= Chamber opera =

Opera genre

Chamber opera is a designation for operas written to be performed with a chamber ensemble rather than a full orchestra. Early 20th-century operas of this type include Gustav Holst's Savitri (1916) and Paul Hindemith's Cardillac (1926). Earlier small-scale operas such as Pergolesi's La serva padrona (1733) are sometimes known as chamber operas.

Benjamin Britten wrote works in this category in the 1940s when the English Opera Group needed works that could easily be taken on tour and performed in a variety of small performance spaces. The Rape of Lucretia (1946) was his first example in the genre, and Britten followed it with Albert Herring (1947), The Turn of the Screw (1954) and Curlew River (1964). Other composers, including Hans Werner Henze, Harrison Birtwistle, Thomas Adès, George Benjamin, William Walton, and Philip Glass have written in this genre.

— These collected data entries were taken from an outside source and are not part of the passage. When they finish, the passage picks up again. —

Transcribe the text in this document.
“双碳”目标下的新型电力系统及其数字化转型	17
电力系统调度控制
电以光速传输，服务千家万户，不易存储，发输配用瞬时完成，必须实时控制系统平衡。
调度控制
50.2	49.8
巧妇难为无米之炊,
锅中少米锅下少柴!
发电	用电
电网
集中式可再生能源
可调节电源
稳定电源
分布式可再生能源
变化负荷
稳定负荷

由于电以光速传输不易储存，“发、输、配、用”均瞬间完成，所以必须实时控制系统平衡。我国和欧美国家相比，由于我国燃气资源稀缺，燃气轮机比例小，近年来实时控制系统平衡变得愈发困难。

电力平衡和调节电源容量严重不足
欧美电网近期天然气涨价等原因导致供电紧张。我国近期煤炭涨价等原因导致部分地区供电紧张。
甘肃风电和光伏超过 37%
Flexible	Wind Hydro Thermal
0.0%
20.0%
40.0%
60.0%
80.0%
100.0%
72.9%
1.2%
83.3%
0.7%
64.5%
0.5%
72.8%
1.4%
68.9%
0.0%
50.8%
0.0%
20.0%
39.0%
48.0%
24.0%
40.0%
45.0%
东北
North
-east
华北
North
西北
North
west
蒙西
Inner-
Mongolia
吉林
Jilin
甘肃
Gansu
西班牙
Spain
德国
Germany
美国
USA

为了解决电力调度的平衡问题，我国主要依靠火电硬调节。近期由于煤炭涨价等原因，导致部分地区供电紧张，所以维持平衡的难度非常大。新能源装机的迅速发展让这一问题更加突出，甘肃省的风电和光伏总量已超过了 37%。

Instrumentation for chamber operas vary: Britten scored The Rape of Lucretia for eight singers with single strings and wind with piano, harp and percussion. Humphrey Searle's The Diary of a Madman (1958) is scored for four voices and an orchestra of single strings, woodwind and brass, with two percussionists. An electronic tape is also specified to produce particular sound effects. Judith Weir's King Harald's Saga (1979) is for a single soprano voice.